Chinese smelters were hoping at the very least to roll over this year's terms of $88 a ton and 8.8 cents per pound for converting concentrates to refined metal, but they have accepted a reduction to $80 and 8.0 cents respectively for 2024.

The first such drop in three years signalled a mutual admission that the raw materials market wasn't going to be as well supplied as expected.

CLOSURE AND DOWNGRADES

It seems to have been a good call. Within days of the benchmark smelter terms being agreed, one major mine has been forced to close while two big producers have downgraded their production guidance.
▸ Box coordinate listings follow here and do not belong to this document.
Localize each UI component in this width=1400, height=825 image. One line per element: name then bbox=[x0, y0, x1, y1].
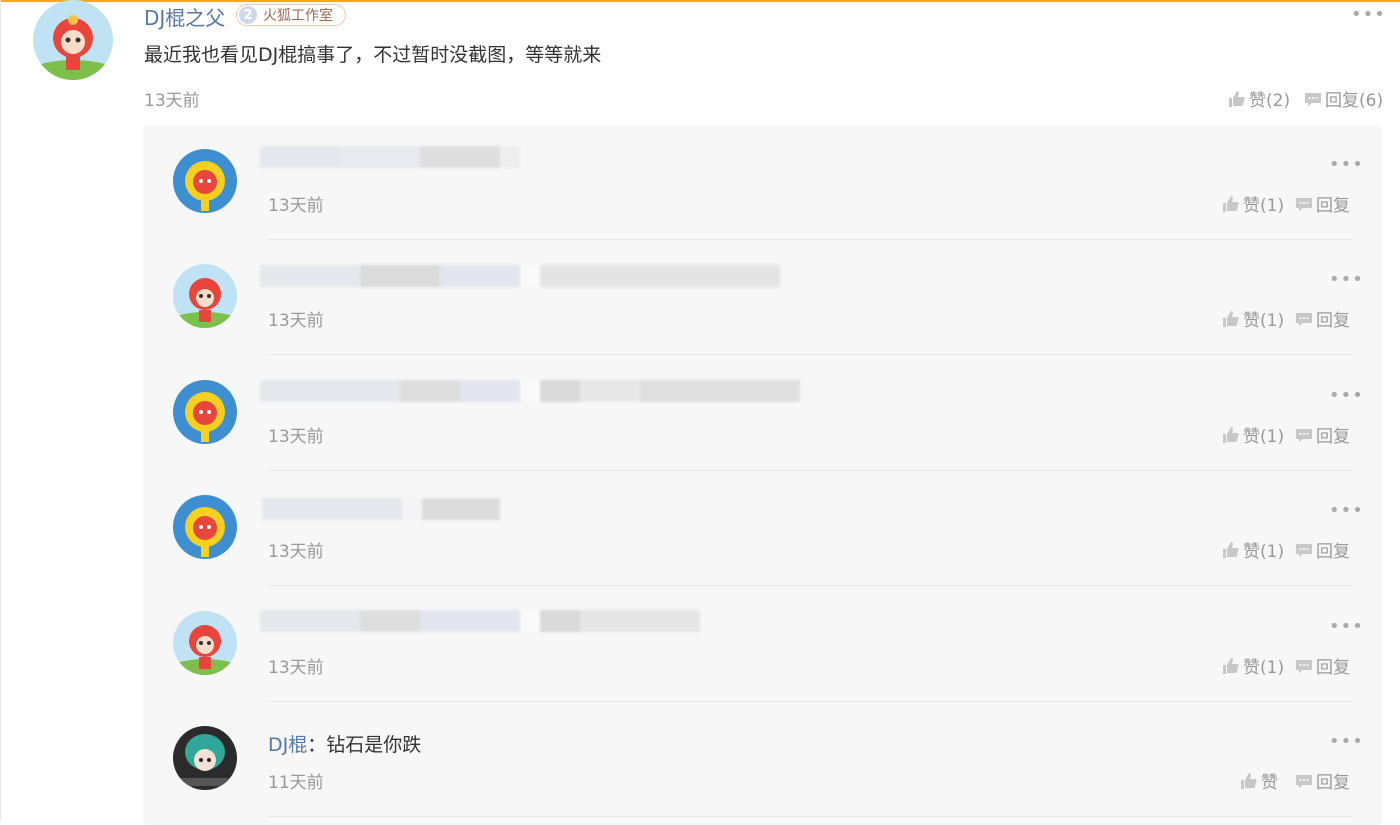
thumbs-up-icon bbox=[1223, 657, 1239, 674]
reply-bubble-icon bbox=[1296, 312, 1312, 326]
reply-separator: ： bbox=[307, 734, 327, 756]
reply-reply-button[interactable]: 回复 bbox=[1295, 537, 1350, 562]
blurred-reply-content bbox=[262, 498, 500, 520]
reply-like-button[interactable]: 赞(1) bbox=[1222, 653, 1284, 678]
thumbs-up-icon bbox=[1223, 195, 1239, 212]
reply-like-button[interactable]: 赞(1) bbox=[1222, 422, 1284, 447]
reply-time: 13天前 bbox=[268, 196, 324, 216]
reply-like-button[interactable]: 赞(1) bbox=[1222, 191, 1284, 216]
main-comment-username[interactable]: DJ棍之父 bbox=[144, 2, 225, 31]
reply-reply-button[interactable]: 回复 bbox=[1295, 653, 1350, 678]
reply-bubble-icon bbox=[1296, 543, 1312, 557]
reply-reply-button[interactable]: 回复 bbox=[1295, 306, 1350, 331]
thumbs-up-icon bbox=[1223, 310, 1239, 327]
reply-like-button[interactable]: 赞(1) bbox=[1222, 306, 1284, 331]
blurred-reply-content bbox=[260, 146, 520, 168]
reply-reply-button[interactable]: 回复 bbox=[1295, 422, 1350, 447]
thumbs-up-icon bbox=[1223, 541, 1239, 558]
reply-text-line: DJ棍：钻石是你跌 bbox=[268, 730, 421, 757]
reply-like-button[interactable]: 赞(1) bbox=[1222, 537, 1284, 562]
reply-reply-button[interactable]: 回复 bbox=[1295, 191, 1350, 216]
badge-label: 火狐工作室 bbox=[263, 8, 333, 24]
reply-divider bbox=[268, 239, 1352, 240]
more-icon[interactable]: ••• bbox=[1351, 4, 1386, 25]
reply-avatar[interactable] bbox=[173, 611, 237, 675]
reply-bubble-icon bbox=[1296, 659, 1312, 673]
thumbs-up-icon bbox=[1241, 772, 1257, 789]
reply-time: 13天前 bbox=[268, 542, 324, 562]
reply-divider bbox=[268, 354, 1352, 355]
more-icon[interactable]: ••• bbox=[1329, 385, 1364, 406]
badge-level-icon: 2 bbox=[239, 6, 257, 24]
left-border bbox=[0, 0, 1, 820]
reply-time: 13天前 bbox=[268, 311, 324, 331]
main-like-button[interactable]: 赞(2) bbox=[1228, 86, 1290, 111]
more-icon[interactable]: ••• bbox=[1329, 269, 1364, 290]
reply-avatar[interactable] bbox=[173, 264, 237, 328]
more-icon[interactable]: ••• bbox=[1329, 500, 1364, 521]
reply-time: 11天前 bbox=[268, 773, 324, 793]
user-badge[interactable]: 2 火狐工作室 bbox=[236, 4, 346, 26]
more-icon[interactable]: ••• bbox=[1329, 154, 1364, 175]
main-comment-text: 最近我也看见DJ棍搞事了，不过暂时没截图，等等就来 bbox=[144, 44, 602, 66]
thumbs-up-icon bbox=[1229, 90, 1245, 107]
reply-bubble-icon bbox=[1296, 428, 1312, 442]
more-icon[interactable]: ••• bbox=[1329, 731, 1364, 752]
main-reply-button[interactable]: 回复(6) bbox=[1304, 86, 1383, 111]
blurred-reply-content bbox=[260, 610, 700, 632]
reply-time: 13天前 bbox=[268, 658, 324, 678]
reply-username[interactable]: DJ棍 bbox=[268, 734, 307, 756]
reply-avatar[interactable] bbox=[173, 149, 237, 213]
replies-container bbox=[143, 125, 1382, 825]
reply-text: 钻石是你跌 bbox=[326, 734, 422, 756]
reply-avatar[interactable] bbox=[173, 380, 237, 444]
reply-bubble-icon bbox=[1305, 92, 1321, 106]
reply-time: 13天前 bbox=[268, 427, 324, 447]
reply-divider bbox=[268, 701, 1352, 702]
reply-divider bbox=[268, 585, 1352, 586]
main-comment-time: 13天前 bbox=[144, 91, 200, 111]
reply-divider bbox=[268, 816, 1352, 817]
reply-like-button[interactable]: 赞 bbox=[1240, 768, 1278, 793]
reply-avatar[interactable] bbox=[173, 726, 237, 790]
thumbs-up-icon bbox=[1223, 426, 1239, 443]
reply-avatar[interactable] bbox=[173, 495, 237, 559]
main-comment-avatar[interactable] bbox=[33, 0, 113, 80]
blurred-reply-content bbox=[260, 265, 780, 287]
reply-bubble-icon bbox=[1296, 197, 1312, 211]
reply-bubble-icon bbox=[1296, 774, 1312, 788]
reply-reply-button[interactable]: 回复 bbox=[1295, 768, 1350, 793]
reply-divider bbox=[268, 470, 1352, 471]
blurred-reply-content bbox=[260, 380, 800, 402]
more-icon[interactable]: ••• bbox=[1329, 616, 1364, 637]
The Panama government ordered the closure of First Quantum's Cobre Panama mine this month after the country's top court ruled that the company's mining licence was unconstitutional.

The mine entered production in 2019 and generated 350,000 tons of contained copper last year, meaning its loss is a big hit to global supply.

Both Anglo American and Brazil's Vale, meanwhile, have lowered production guidance for 2024 and 2025.

Anglo has reduced its guidance by 180,000-210,000 tons next year and by 150,000-180,000 tons in 2025, citing geological problems at its Quellaveco mine in Peru and a planned temporary closure of a processing plant at Los Bronces in Chile.

Vale's updated guidance was less dramatic but sufficient for analysts at Macquarie Bank to take a cumulative 100,000 tons off their mine supply forecasts through 2026.

They are not alone in going back to their supply calculations.

A pretty hard consensus that copper was heading for a period of supply-demand surplus both in 2024 and in 2025 is rapidly unravelling.

The newly emerging consensus is that the concentrates market will at best be balanced and possibly in deficit next year with flow-through implications for the refined market.

Investors are not yet persuaded to go long on copper. LME spreads, currently in wide contango, suggest there is no immediate shortage of copper.

But copper's shifting statistical landscape has persuaded many financial players there's little point in expecting copper to break lower any time soon.

The opinions expressed here are those of the author, a columnist for Reuters.